Override PGVector for correct async metadata deserialization, fixes #124

langchain-ai · shamspias · Oct 7, 2024 · Oct 7, 2024 · Oct 7, 2024 · Oct 7, 2024
commit 6488c1a8205b71e1d8f9c724dc6335b3b364f540
diff --git a/src/retrieval_graph/retrieval.py b/src/retrieval_graph/retrieval.py
@@ -8,15 +8,14 @@
 
 import os
 from contextlib import contextmanager
-from typing import Generator, Any, Dict
+from typing import Generator
 
 from langchain_core.embeddings import Embeddings
 from langchain_core.runnables import RunnableConfig
 from langchain_core.vectorstores import VectorStoreRetriever
 
 from retrieval_graph.configuration import Configuration, IndexConfiguration
 
-
 ## Encoder constructors
 
 
@@ -110,7 +109,60 @@ def make_pgvector_retriever(
     configuration: IndexConfiguration, embedding_model: Embeddings
 ) -> Generator[VectorStoreRetriever, None, None]:
     """Configure this agent to connect to a pgvector index."""

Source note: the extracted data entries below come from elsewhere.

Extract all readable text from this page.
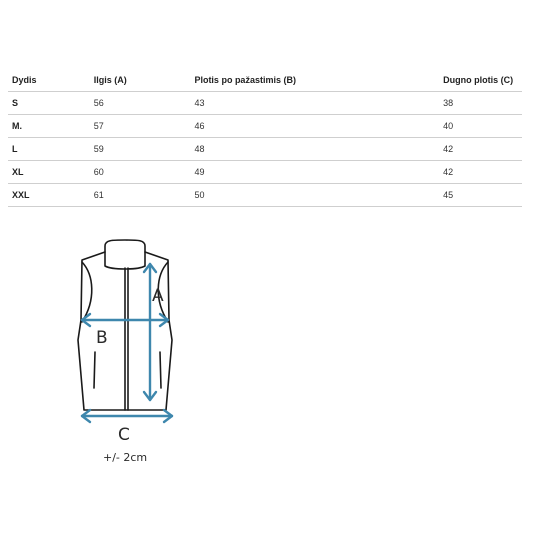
Dydis	Ilgis (A)	Plotis po pažastimis (B)	Dugno plotis (C)
S	56	43	38
M.	57	46	40
L	59	48	42
XL	60	49	42
XXL	61	50	45
A
B
C
+/- 2cm
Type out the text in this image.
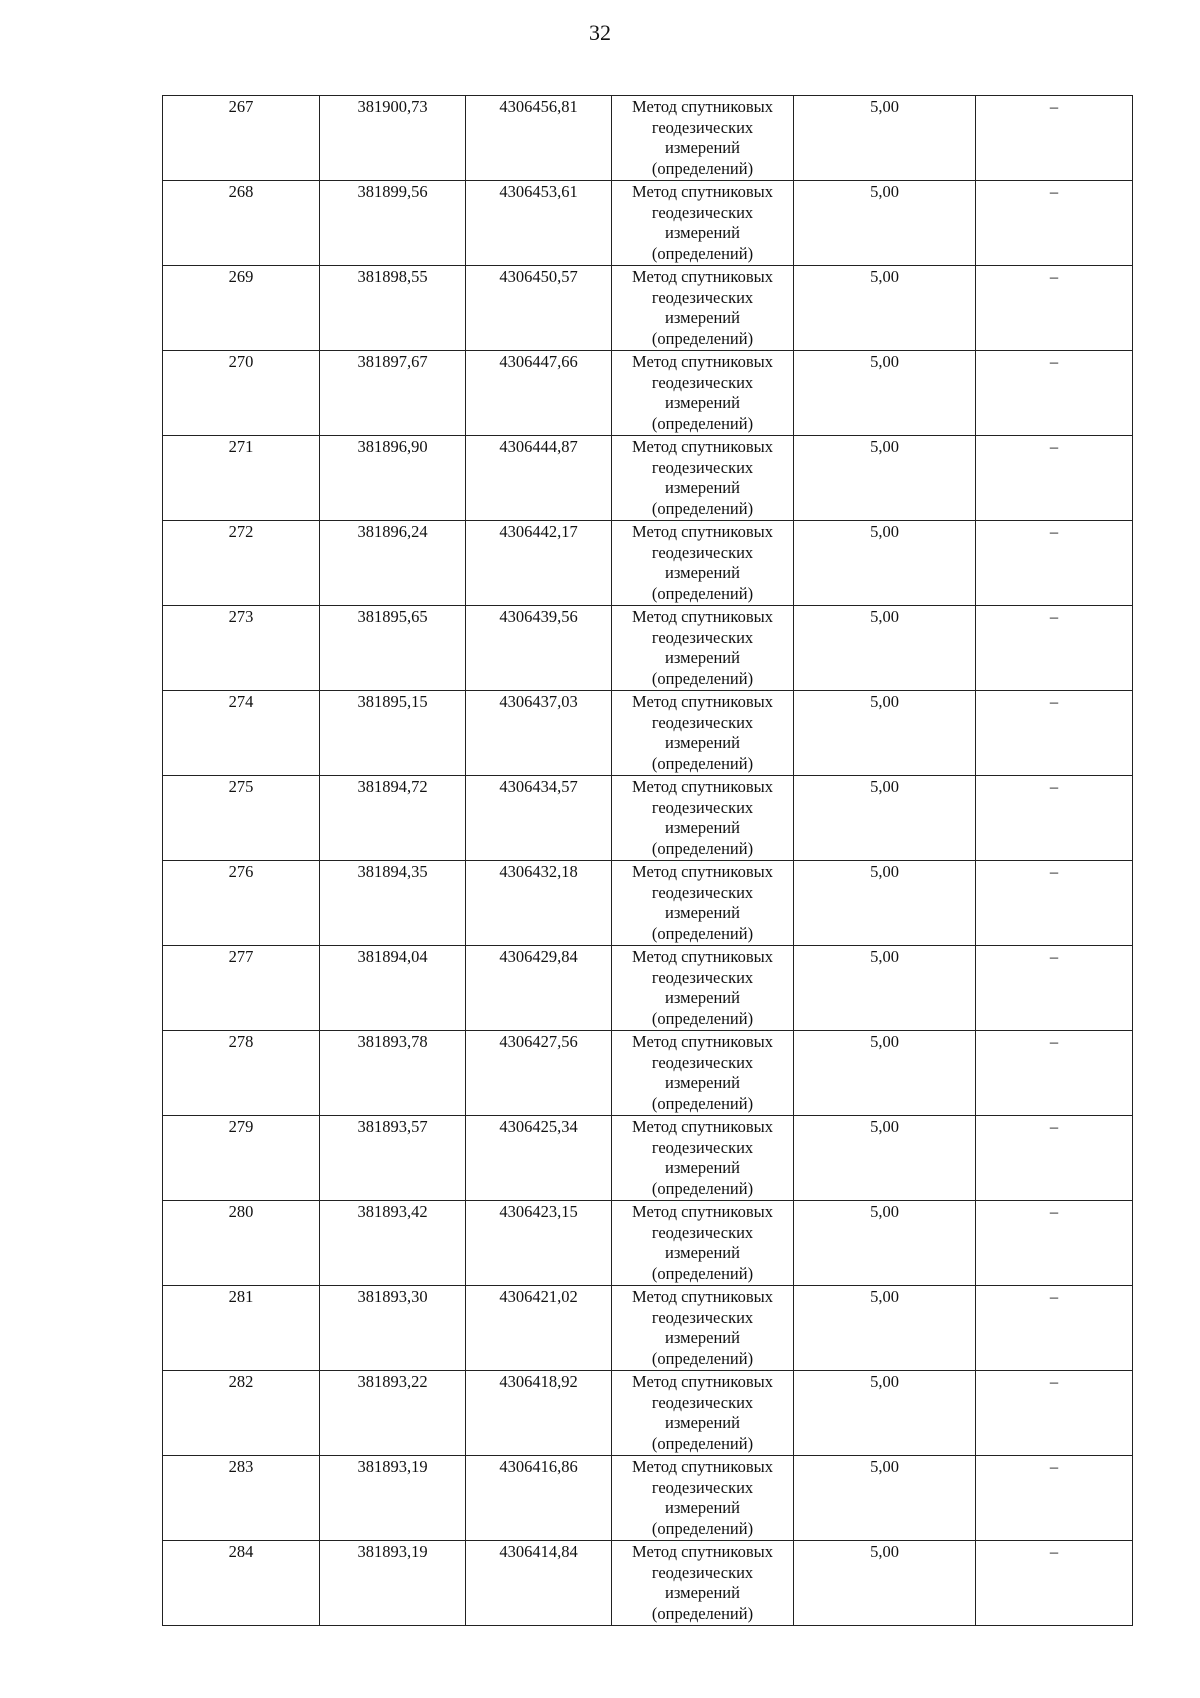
32
267	381900,73	4306456,81	Метод спутниковых геодезических измерений (определений)	5,00	–
268	381899,56	4306453,61	Метод спутниковых геодезических измерений (определений)	5,00	–
269	381898,55	4306450,57	Метод спутниковых геодезических измерений (определений)	5,00	–
270	381897,67	4306447,66	Метод спутниковых геодезических измерений (определений)	5,00	–
271	381896,90	4306444,87	Метод спутниковых геодезических измерений (определений)	5,00	–
272	381896,24	4306442,17	Метод спутниковых геодезических измерений (определений)	5,00	–
273	381895,65	4306439,56	Метод спутниковых геодезических измерений (определений)	5,00	–
274	381895,15	4306437,03	Метод спутниковых геодезических измерений (определений)	5,00	–
275	381894,72	4306434,57	Метод спутниковых геодезических измерений (определений)	5,00	–
276	381894,35	4306432,18	Метод спутниковых геодезических измерений (определений)	5,00	–
277	381894,04	4306429,84	Метод спутниковых геодезических измерений (определений)	5,00	–
278	381893,78	4306427,56	Метод спутниковых геодезических измерений (определений)	5,00	–
279	381893,57	4306425,34	Метод спутниковых геодезических измерений (определений)	5,00	–
280	381893,42	4306423,15	Метод спутниковых геодезических измерений (определений)	5,00	–
281	381893,30	4306421,02	Метод спутниковых геодезических измерений (определений)	5,00	–
282	381893,22	4306418,92	Метод спутниковых геодезических измерений (определений)	5,00	–
283	381893,19	4306416,86	Метод спутниковых геодезических измерений (определений)	5,00	–
284	381893,19	4306414,84	Метод спутниковых геодезических измерений (определений)	5,00	–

-    from langchain_postgres.vectorstores import PGVector
+    import json
+    from typing import Any, List, Tuple
+    from langchain_postgres.vectorstores import PGVector as OverPGVector
+    from langchain_core.documents import Document
+
+    class PGVector(OverPGVector):
+        """
+        A custom override of the PGVector class to handle metadata deserialization issues
+        when operating in async_mode. This class addresses a known issue where metadata,
+        stored as byte data, is not properly converted back into a dictionary format
+        during asynchronous operations.
+
+        The override specifically ensures that all metadata, whether stored as bytes,
+        strings, or other unrecognized formats, is correctly processed into a dictionary
+        format suitable for use within the application. This is crucial for maintaining
+        consistency and usability of metadata across asynchronous database interactions.
+
+        Issue Reference:
+        "Metadata field not properly deserialized when using async_mode=True with PGVector #124"
+
+        Methods:
+            _results_to_docs_and_scores: Converts query results from PGVector into a list
+                                         of tuples, each containing a Document and its corresponding
+                                         score, while ensuring metadata is correctly deserialized.
+        """
+        def _results_to_docs_and_scores(self, results: Any) -> List[Tuple[Document, float]]:
+            """Return docs and scores from results."""
+            docs = []
+            for result in results:
+                # Access the metadata
+                metadata = result.EmbeddingStore.cmetadata
+
+                # Process the metadata to ensure it's a dict
+                if not isinstance(metadata, dict):
+                    if hasattr(metadata, 'buf'):
+                        # For Fragment types (e.g., asyncpg.Record)
+                        metadata_bytes = metadata.buf
+                        metadata_str = metadata_bytes.decode('utf-8')
+                        metadata = json.loads(metadata_str)
+                    elif isinstance(metadata, str):
+                        # If it's a JSON string
+                        metadata = json.loads(metadata)
+                    else:
+                        # Handle other types if necessary
+                        metadata = {}
+
+                doc = Document(
+                    id=str(result.EmbeddingStore.id),
+                    page_content=result.EmbeddingStore.document,
+                    metadata=metadata,
+                )
+                score = result.distance if self.embeddings is not None else None
+                docs.append((doc, score))
+            return docs
 
     connection_string = os.environ.get("PGVECTOR_CONNECTION_STRING")
     if not connection_string:
@@ -129,21 +181,10 @@ def make_pgvector_retriever(
     )
 
     search_kwargs = configuration.search_kwargs
-
-    # Ensure search_kwargs is a dictionary
-    if not isinstance(search_kwargs, dict):
-        search_kwargs = {}
-
-    search_kwargs: Dict[str, Any] = search_kwargs  # Explicit type annotation
-    # Add a filter to ensure we only retrieve documents for the given user_id
     user_id = configuration.user_id
     metadata_filter = search_kwargs.setdefault("filter", {})
     metadata_filter["user_id"] = {"$eq": user_id}
-
-    # Create a retriever from the vector store
-    retriever = vstore.as_retriever(search_kwargs=search_kwargs)
-
-    yield retriever
+    yield vstore.as_retriever(search_kwargs=search_kwargs)
 
 
 @contextmanager
@@ -178,4 +219,4 @@ def make_retriever(
                 "Unrecognized retriever_provider in configuration. "
                 f"Expected one of: {', '.join(Configuration.__annotations__['retriever_provider'].__args__)}\n"
                 f"Got: {configuration.retriever_provider}"
-            )
+            )